The Mail, on July 17, noted: "St John Ambulance aims to have a first aider not only in every street, but in every home.

"And the importance of the aim was stressed by the Barrow centre chairman David Reid at the association's annual meeting.

"He said it was the aim of the centre to have someone proficient in first aid in every household.

"The aim was applauded by the association's county director and police Chief Constable Barry Price, particularly the plan to raise the potential numbers to be attracted into first aid.

"And he congratulated members' efforts to make sure as many children and young people as possible had basic first aid training."
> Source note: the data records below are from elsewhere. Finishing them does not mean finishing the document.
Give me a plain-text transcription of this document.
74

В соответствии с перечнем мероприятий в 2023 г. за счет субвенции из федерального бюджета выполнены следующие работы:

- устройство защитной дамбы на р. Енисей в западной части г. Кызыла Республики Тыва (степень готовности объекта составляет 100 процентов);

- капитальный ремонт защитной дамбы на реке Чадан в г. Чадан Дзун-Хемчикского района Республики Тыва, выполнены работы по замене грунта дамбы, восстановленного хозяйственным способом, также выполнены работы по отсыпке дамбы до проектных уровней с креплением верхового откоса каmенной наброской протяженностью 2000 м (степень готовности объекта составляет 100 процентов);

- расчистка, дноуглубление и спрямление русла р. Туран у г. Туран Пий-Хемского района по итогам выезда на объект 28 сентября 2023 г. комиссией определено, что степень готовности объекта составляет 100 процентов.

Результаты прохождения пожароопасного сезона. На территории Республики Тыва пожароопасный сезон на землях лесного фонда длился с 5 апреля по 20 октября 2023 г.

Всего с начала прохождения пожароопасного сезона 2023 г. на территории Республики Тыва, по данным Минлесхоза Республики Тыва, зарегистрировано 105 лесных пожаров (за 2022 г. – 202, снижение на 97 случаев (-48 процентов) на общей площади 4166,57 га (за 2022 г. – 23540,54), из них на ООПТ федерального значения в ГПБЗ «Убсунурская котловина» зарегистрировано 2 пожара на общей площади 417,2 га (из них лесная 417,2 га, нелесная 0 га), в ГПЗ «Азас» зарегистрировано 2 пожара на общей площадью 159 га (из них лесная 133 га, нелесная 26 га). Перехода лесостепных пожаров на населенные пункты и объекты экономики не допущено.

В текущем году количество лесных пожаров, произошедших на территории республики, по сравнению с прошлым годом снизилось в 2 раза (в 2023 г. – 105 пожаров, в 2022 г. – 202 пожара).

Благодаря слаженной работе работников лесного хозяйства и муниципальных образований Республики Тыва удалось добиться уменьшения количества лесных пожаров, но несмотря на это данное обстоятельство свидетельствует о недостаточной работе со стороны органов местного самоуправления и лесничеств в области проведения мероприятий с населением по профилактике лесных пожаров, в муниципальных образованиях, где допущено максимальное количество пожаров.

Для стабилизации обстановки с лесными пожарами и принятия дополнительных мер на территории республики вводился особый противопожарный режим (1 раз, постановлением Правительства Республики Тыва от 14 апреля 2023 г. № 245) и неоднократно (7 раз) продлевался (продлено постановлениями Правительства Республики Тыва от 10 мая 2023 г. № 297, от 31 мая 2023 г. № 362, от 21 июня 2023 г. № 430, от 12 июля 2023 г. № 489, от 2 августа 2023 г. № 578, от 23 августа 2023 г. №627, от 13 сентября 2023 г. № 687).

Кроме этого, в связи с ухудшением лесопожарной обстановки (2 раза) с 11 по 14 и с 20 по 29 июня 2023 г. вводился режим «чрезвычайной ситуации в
Mr Reid said: "A large proportion of accidents happen in the home, especially among children."

In June 1992 a special celebration was held at the Forum in Barrow to mark the 70th anniversary for St John Ambulance cadets.

Among those helping to wish the cadets a happy birthday were Barrow mayor Cllr Joyce Fleet, the county commander, John Dixon; thedivisional superintendent for cadets, Irene Rea and divisional officer for cadets, Keith Martindale.

In 1993 the St John Ambulance Association held its county championships at Barrow.

The Mail, on March 9, noted: "The competition, at Alfred Barrow School, attracted more than 60 entrants and 20 teams.

"County commissioner John Dixon said teams were tested on all skills, including dressings and quizzes.

"Winners included Ulverston boys Mark Sanders and Graeme Jackson.

"They clinched both the badgers's first aid and questions heat.

"Barrow girls Claire Gaydon, Leanne Warwick, Sarah Briars and Lynne Schofield won the cadet quiz."

The Mail, on January 15 in 1990 recorded the donation of a £25,000 specially-equipped ambulance to be based at the St John county headquarters in Barrow.

It was the gift of food firm Heinz and was handed over by the director of personnel Paul Williams to Cumbria St John Ambulance commander Dr Geoffrey Stitt.

The new vehicle would be used at outdoor events throughout the county.

In May the same year, the Barrow brigade got its own mobile first aid unit to replace an out-of-date caravan.

The vehicle was dedicated at a ceremony the the headquarters in The Strand.

It also provided an opportunity for a £2,500 cheque to handed over for medical equipment from the Furness Lions.